Because of its importance and susceptibility to abuse certain guidelines have been developed while considering an application for temporary injunction. The three well- known tests enunciated in Giella v. Cassman Brown (1973) EA 358 are to the effect that a party seeking a temporary injunction has to establish a prima facie case, whether the party seeking injunction will suffer irreparable damage if injunction is denied, and in case of doubt the issue in contention ought to be decided on the scale of a balance of convenience.
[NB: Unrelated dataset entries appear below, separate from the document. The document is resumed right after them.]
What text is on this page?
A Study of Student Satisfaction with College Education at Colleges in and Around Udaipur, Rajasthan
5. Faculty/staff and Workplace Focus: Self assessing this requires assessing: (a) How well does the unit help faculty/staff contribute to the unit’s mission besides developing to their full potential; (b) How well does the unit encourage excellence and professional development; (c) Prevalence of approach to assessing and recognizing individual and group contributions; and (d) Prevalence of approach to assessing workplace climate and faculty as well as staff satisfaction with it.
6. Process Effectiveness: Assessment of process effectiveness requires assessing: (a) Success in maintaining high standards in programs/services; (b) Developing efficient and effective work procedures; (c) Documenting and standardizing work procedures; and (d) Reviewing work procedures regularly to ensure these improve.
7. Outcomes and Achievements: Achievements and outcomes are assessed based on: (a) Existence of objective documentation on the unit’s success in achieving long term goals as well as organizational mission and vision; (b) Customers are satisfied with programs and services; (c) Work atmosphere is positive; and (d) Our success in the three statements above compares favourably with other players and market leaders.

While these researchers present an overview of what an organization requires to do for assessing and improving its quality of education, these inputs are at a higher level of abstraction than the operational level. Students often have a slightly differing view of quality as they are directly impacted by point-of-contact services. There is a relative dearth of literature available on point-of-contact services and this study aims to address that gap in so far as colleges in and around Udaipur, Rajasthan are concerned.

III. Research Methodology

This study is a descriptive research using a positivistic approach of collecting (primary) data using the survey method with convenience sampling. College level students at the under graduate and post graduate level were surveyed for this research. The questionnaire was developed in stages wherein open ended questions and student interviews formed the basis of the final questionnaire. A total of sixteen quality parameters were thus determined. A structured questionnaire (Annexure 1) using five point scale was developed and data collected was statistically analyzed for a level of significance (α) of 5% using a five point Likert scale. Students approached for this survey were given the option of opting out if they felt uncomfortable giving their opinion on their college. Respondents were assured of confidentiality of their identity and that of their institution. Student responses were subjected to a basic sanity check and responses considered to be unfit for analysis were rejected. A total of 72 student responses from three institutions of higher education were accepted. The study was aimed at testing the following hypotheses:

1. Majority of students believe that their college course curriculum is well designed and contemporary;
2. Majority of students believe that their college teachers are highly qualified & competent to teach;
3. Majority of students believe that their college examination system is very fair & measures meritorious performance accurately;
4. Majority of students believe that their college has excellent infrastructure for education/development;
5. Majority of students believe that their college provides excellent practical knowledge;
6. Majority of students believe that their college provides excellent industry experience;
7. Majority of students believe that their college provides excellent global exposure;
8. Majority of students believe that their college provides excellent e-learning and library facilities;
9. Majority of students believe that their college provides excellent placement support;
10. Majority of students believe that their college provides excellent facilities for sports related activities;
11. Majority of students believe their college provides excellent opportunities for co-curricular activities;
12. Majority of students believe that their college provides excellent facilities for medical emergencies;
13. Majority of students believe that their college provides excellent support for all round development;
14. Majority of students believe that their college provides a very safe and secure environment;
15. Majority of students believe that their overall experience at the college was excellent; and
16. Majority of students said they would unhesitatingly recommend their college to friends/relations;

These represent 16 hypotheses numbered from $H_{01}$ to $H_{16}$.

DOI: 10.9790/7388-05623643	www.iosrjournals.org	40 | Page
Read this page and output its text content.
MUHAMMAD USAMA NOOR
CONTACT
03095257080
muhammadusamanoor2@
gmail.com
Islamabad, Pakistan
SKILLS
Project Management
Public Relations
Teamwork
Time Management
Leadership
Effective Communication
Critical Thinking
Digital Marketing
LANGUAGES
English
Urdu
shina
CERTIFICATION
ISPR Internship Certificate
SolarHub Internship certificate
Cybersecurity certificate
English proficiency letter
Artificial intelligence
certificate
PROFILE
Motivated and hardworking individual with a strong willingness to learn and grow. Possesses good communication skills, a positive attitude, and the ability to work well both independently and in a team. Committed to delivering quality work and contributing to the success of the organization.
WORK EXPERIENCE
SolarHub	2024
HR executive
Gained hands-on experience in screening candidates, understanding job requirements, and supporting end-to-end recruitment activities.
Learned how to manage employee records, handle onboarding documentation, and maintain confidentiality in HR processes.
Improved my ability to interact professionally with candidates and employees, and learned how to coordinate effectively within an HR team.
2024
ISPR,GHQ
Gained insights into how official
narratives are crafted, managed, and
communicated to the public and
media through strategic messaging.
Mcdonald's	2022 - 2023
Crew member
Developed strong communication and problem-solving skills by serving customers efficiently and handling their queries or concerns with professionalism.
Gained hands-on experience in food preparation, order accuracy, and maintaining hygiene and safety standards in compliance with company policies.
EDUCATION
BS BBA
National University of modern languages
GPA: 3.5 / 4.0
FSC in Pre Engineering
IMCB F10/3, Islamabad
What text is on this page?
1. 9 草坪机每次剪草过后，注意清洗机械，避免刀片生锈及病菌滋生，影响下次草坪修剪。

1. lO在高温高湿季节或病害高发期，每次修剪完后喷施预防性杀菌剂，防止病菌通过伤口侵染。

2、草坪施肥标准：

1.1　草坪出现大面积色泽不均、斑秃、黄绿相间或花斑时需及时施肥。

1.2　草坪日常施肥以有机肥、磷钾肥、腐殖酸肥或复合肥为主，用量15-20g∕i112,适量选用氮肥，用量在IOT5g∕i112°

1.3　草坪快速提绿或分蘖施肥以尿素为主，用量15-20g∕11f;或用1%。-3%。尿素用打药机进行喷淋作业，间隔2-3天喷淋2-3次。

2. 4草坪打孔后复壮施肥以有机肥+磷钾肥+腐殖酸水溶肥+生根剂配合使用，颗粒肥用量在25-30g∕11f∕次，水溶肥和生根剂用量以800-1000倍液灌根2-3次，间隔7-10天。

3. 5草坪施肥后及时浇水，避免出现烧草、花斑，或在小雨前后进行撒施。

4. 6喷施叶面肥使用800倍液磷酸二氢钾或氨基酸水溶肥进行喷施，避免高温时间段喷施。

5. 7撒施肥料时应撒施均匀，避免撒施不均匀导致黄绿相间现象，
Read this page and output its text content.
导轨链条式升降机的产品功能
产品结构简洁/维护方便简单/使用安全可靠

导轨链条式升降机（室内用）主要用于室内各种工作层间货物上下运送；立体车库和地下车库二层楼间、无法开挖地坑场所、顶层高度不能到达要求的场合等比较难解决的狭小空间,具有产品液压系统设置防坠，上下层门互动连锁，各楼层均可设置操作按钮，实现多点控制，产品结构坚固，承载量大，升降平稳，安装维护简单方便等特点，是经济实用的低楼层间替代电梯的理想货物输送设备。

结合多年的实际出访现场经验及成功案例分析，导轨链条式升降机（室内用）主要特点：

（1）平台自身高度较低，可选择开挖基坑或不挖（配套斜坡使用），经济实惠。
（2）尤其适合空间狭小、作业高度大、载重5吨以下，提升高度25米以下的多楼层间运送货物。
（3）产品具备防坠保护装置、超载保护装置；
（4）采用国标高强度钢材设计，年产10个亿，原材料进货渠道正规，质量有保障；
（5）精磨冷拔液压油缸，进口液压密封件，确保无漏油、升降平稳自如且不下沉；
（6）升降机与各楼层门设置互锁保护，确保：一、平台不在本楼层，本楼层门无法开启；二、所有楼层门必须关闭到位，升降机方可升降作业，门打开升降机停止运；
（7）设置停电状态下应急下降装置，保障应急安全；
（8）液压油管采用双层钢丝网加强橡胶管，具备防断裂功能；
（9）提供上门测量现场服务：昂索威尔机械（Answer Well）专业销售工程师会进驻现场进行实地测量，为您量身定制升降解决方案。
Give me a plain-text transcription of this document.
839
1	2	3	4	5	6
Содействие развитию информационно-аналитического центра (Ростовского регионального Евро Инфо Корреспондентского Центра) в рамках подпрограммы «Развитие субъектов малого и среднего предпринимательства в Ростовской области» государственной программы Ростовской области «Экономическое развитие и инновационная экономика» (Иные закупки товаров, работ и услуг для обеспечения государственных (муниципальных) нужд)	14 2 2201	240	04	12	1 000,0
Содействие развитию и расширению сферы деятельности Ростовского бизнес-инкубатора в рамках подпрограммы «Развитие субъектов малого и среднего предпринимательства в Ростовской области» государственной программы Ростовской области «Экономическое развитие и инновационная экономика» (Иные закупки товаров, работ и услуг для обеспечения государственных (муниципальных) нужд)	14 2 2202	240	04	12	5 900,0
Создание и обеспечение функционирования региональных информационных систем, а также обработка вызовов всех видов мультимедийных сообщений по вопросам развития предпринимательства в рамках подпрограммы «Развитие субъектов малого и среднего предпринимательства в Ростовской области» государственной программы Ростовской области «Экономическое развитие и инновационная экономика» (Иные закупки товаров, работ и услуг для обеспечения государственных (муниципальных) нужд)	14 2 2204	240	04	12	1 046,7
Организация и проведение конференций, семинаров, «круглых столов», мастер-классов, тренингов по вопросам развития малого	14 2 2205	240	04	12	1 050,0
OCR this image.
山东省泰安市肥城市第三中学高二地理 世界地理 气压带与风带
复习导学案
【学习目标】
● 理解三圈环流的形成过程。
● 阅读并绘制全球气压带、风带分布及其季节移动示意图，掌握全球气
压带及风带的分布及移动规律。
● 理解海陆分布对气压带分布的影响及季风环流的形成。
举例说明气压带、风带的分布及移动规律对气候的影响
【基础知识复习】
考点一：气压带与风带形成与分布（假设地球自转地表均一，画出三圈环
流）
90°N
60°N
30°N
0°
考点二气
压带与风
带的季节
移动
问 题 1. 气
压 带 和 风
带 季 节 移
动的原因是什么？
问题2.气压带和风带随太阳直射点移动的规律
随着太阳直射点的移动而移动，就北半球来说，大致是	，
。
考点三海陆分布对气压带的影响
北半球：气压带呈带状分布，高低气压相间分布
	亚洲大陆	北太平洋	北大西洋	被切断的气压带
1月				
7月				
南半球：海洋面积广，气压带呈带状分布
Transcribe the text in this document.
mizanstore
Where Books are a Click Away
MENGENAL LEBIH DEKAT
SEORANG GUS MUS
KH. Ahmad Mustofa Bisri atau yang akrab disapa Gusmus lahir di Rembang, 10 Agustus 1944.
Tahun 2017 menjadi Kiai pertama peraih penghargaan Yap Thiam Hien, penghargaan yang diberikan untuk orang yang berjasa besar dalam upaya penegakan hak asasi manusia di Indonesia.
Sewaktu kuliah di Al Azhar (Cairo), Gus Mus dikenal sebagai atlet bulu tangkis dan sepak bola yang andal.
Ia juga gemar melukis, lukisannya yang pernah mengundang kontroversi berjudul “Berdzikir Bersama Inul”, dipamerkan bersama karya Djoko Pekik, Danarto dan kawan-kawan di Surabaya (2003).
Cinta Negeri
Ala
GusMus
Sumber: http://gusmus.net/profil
In 2010 the Rules Committee being conscious of the susceptibility to abuse of the remedy of temporary injunction introduced in the Civil Procedure Rules certain strictures in Order 40 rule 4, intended to obviate those abuses. The first condition is that where the court is satisfied that the object of granting the injunction would be defeated by the delay, it may hear the application ex parte. Secondly, an ex parte injunction may be granted only once for not more than 14 days, which in turn cannot be extended thereafter, except once by consent of the parties or by order of the court for a period not in excess of 14 days. Thirdly, where an ex parte injunction has been granted, the application, pleading and the order must be served on the other side within 3 days of the date of issue of the ex parte order and in default, the injunction would automatically lapse. The fourth condition is that, all applications for injunction must be heard expeditiously and in any event within 60 days from the date of filing unless for good reason time is extended by the court. The next requirement is that after inter partes hearing the ruling has to be delivered either at once or within 30 days of the conclusion of the hearing. Finally, where a suit in respect of which an interlocutory injunction has been granted is not determined within 12 months from the date of the grant, the injunction is to lapse unless for some sufficient reason.

We have gone into these details to remind the superior courts below and the other trial courts of the importance of adhering to these strictures, which are rarely complied with, with the result that, like in the matter under consideration, a suit filed in 2009 specifically for injunction was still pending determination in 2011 when the tragic accident occurred. It is not for nothing that the rules and general principles governing the grant of interlocutory injunction have been scrupulously developed. It is, for instance, critical for courts to remember the sequence of consideration of the Giella (supra) principles, that even where prima facie case is established, an injunction will not be granted if the injury or damage to be suffered is not irreparable or is capable of compensation. The timelines for each stage need to be complied with. The deaths of innocent Kenyans could have been averted if the guidelines in Giella (supra) and the principles in order 40 were followed. We do not therefore hesitate here to declare that people lost lives and others suffered grave injuries as a direct consequence of the court order.

With respect, we are in agreement with the learned Judge that it was an abuse of prosecutorial powers for the appellant to have charged the 1st respondent. His prosecution was clearly in violation of Article 157 (11).

The duty to enforce building regulations was, at the time vested in Council, whose chief officer was the Clerk.

In any event it was demonstrated that it was the Council that had taken lawful steps of averting a calamity when it was stopped by an injunction and its chief officers threatened with civil jail.

For these reasons we find no substance in this appeal. It is accordingly dismissed with costs.

Dated and delivered at Nairobi this 25th day of November 2016










I certify that this is a true copy of the original.